Furthermore, the company’s five-year price to volume performance can be seen below.

(Yahoo Finance)

Recent Fundamental Highlights

3Q2014 EPS

$0.54 above consensus of $0.53


$7.5B below consensus of $8B and down 3% y/y.

Margin Expansion

Increase of 130bps y/y

Cash on Hand

Down 300M from 2Q


Up from 0.5x at the end of 2013 to 1.3x

Share Repurchase Plan

2B of the 5B share repurchases have already taken place

Company Forward Outlook

Some key fundamental changes to the company must be analyzed when determining the potential for investors.

To begin with the company plans on parting with parts of its consumer electric business including the TiO2 and refrigerants segments. The performance chemicals (TiO2) remains on track for a mid-2015 sell-off, as Mark Newman (CFO), recently said that all key leadership appointments have been finalized. Separation costs are expected to be $0.16 this year and $0.20 next year on a per share basis. For the 3Q sales of this segment were weaker than expected with sales down 8% y/y and pricing down 3%. It becomes clear why the company finds it prudent to separate with this segment.

Recent trends in the market have led the company to market share losses in its agricultural segment. Based on preliminary USDA data, the company likely lost 1-2 points of corn market share in 2014 following a string of gains in past years. This expectation can also be applied to the soybean market. Furthermore total 3Q agricultural sales fell 4% y/y with gains in a few products being offset by larger declines in other products. For the 4Q of the year the company sees a continued challenge in this environment amid lower commodity price and weaker currencies, particularly in the US.
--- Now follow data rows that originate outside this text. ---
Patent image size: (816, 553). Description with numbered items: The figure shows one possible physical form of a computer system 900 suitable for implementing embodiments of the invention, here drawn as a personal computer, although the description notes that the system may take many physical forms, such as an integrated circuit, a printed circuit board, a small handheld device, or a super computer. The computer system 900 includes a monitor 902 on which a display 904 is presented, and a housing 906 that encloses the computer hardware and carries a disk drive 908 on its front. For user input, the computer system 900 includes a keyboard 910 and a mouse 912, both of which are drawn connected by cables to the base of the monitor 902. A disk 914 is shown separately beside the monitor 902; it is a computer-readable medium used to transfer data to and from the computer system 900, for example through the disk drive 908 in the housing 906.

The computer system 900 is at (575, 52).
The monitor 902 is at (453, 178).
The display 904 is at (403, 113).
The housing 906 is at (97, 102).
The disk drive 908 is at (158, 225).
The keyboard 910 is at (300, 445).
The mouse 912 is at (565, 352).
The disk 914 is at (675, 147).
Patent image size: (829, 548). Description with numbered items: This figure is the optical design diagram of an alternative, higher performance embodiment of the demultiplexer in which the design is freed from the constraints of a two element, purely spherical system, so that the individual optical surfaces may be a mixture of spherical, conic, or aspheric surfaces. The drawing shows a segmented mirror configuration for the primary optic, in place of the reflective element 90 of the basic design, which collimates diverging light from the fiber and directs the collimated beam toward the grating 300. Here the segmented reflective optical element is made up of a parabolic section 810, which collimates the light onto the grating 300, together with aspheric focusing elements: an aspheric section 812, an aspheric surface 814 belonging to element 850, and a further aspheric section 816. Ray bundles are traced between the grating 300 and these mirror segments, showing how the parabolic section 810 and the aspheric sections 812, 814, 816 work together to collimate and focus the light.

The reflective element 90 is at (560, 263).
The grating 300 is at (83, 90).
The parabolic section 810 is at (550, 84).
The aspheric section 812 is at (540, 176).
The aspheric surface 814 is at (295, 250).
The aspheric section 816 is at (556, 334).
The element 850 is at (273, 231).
Finally, on the bright side for the company, the industrial biosciences and nutrition and health segments grew by at least 3% y/y each. These two segments are expected to both have 3%-4% higher volumes for the year. This has will help to offset some of the troubles in other segments of the company.

Economic Moat Trend

DuPont is a global leader in the manufacture of high-performance materials, electronic materials, specialty chemicals, and agriculture/biotech products with 2013 sales of 36B. In order to maintain this status the company’s product lifecycle, data management and margins must remain intact.
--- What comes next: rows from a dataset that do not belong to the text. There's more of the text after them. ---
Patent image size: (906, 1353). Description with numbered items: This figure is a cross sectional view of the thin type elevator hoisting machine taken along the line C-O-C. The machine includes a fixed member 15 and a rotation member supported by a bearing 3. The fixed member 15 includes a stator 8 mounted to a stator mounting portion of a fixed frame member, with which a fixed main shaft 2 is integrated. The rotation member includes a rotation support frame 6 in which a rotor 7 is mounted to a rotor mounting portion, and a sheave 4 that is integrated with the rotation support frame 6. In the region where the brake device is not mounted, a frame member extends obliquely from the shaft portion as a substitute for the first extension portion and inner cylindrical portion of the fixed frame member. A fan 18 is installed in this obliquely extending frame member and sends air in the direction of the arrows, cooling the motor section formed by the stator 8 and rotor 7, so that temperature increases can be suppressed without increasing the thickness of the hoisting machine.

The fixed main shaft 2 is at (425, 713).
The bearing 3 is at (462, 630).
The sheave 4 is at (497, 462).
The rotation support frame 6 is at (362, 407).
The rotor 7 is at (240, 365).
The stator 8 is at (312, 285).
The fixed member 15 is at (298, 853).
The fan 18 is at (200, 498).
The company envisages lifting corn to 50-60% of the product mix in 2014 given the launch of new product to help above and below ground insect protection. Data management will also be important as the company increased both acres served. Lastly, the company’s margin trend can be seen below. Improving net profit margin will be a key focus of management in the coming year and the sales of some product categories will be important.

Major Risks

  1. The company is in deep competition with another market leader – Pioneer. It will be important for the company to not lose seed market share.
  2. As the price of inputs increase, the company’s margins also decrease. It will be important to manage these costs wisely to ensure the stability of net profit margins.
  3. The strong US dollar has been hindering the companies pricing power. As a major exporter from the US, a high dollar is hampering prices.
  4. There has been a slowdown in the US housing recovery and DuPont will struggle is this accelerates as they are a key end market for the company.

Investment Rationale

DuPont’s businesses are good free cash flow generating entities as the company is configured optimally. There are earning risks however in the near term due to weakness in the euro, some slowing off shore economic growth in Asia and Europe and from the decrease in North and South American farmer income.
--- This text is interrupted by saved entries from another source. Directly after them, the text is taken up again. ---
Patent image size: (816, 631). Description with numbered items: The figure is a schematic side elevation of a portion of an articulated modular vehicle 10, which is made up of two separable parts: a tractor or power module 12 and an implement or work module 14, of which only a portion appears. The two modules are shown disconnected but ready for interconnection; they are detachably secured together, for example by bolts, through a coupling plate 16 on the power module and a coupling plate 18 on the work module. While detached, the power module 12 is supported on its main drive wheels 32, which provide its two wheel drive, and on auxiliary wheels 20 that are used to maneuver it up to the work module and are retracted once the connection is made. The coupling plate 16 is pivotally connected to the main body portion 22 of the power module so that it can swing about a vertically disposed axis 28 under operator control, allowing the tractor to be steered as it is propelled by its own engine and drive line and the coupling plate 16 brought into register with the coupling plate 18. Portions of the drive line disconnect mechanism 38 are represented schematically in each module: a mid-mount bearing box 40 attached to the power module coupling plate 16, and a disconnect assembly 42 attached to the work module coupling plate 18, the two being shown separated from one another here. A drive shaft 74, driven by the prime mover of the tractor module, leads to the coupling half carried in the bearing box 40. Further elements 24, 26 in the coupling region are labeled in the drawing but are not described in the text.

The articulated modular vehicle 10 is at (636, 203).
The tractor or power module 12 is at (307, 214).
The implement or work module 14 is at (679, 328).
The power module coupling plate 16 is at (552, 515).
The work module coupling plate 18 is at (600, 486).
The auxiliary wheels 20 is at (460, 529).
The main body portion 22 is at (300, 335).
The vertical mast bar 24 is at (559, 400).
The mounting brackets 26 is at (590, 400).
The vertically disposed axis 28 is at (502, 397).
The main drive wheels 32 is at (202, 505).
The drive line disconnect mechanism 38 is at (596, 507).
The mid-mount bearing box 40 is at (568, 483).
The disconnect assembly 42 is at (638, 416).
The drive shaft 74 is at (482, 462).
These risk are more than likely offset by the benefits of company business model streamlining to increase return and free cash flow generation. DuPont currently trades at ($72.25, closing price as of Dec. 03, P/E TTM of 21.53) and provides potential for investors in the long-term as agricultural business should have improved performance, benefits from streamline are realized and the global recovery boosts earnings.